If the Book of the Apocalypse tells us that the number of the beast is 666, this government has already undergone two of those three beastly sixes in the space of the last 10 weeks – early in December Vice-President Cristina Fernández de Kirchner (who turns 70 tomorrow) was sentenced to six years in prison for fraudulent administration, while last Tuesday the INDEC statistics bureau chose Saint Valentine’s Day to announce the far from amorous figure of exactly six percent for January inflation.
In the first month of 2023 Economy Minister Sergio Massa’s New Year’s resolution of three percent monthly inflation by April thus already becomes wishful thinking while an annual inflation of 98.8 percent looms dangerously close to three digits. Millennia of historical experience teach that price controls do not work in the long run but perhaps the most frustrating aspect of this particular inflation figure is that it was high not because of a failure of the Precios Justos controls but despite their initial success (common enough in such schemes). But although Massa’s agreement covers almost 2,000 products, it doesn’t cover all sellers and both seasonal and regulated prices have slipped through the cracks, thus accounting for the high January inflation figure. If both the pace of currency depreciation and interest rates stood at six percent last month, was it reasonable to expect a lower percentage of inflation?
Complicating the issue is the question of whether the government really has the will to battle inflation. The answer to this question should be a no-brainer – in an election year with inflation overwhelmingly the main concern of Argentines, it should be in the most obvious self-interest of the Frente de Todos government to seek to restore the purchasing-power of wages by taming inflation. Yet inflation is the easiest way of controlling the fiscal deficit which is also its main cause – the disease and its cure at the same time. Critics glibly recommend slashing the fiscal deficit but this is easier said than done when such pet targets as political spending or even social plans are a fraction of the 41 percent of the budget spent last year on pensions alone. Instead of biting that bullet, inflation offers the alternative of boosting nominal revenues in real time while diluting various spending items lagging behind, starting with pensions and also including social subsidies and public employee salaries. Much of Massa’s success in comfortably meeting the International Monetary Fund (IMF) target of a fiscal deficit of 2.5 percent of gross domestic product last year stems from this factor.
It is often said quite validly that inflation is hardest on the poor (also the core of the Frente de Todos electoral constituency) yet recent Argentine experience runs counter to that general truth. Amid general impoverishment the upper half of the population (especially the middle classes) has been hit the hardest with a flatter social pyramid, as demonstrated by the improved equality according to the Gini index. State action thus seems powerless to halt inflation but nevertheless serves to correct its usual social impact.
But the government’s most immediate worry is this month in progress. Supermarket controls have gone as far as they can so the question becomes how to find a grip on regulated and seasonal prices. Updated utility billing was a prime culprit for the January inflation second only to tourism, weighing in with eight percent as against the overall average of six percent, but there seems no alternative if the IMF is to be kept on board by meeting its stipulations for fiscal order and the accumulation of reserves – breaking with the IMF would be an invitation to chaos in an election year.

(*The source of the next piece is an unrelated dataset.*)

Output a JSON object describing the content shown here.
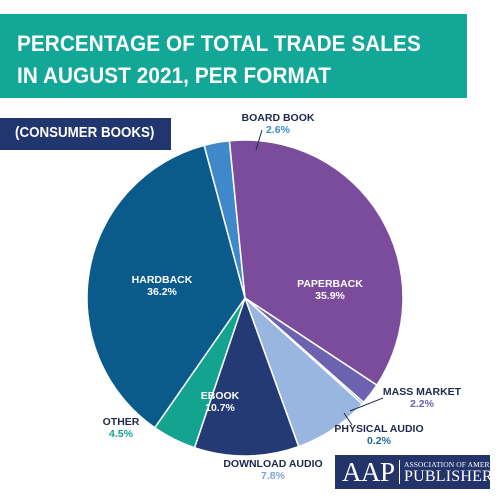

Among the seasonal prices, beef is a chapter apart. This was not a major factor in the January inflation at 3.9 percent because the price recovery was only just starting but it looms large for the next couple of months. Here the government seems unable to take the rough with the smooth – if it could congratulate itself on evading three digits last year, this was at least partly due to meat prices rising little over 40 percent in a year of almost 100 percent inflation (largely because of the massive slaughter of cattle with the drought) but now the economic team is hatching all kinds of bizarre measures to counter this natural recovery.
The apocalyptic number of six has already struck twice on the judicial and economic fronts – will it make a third and final appearance?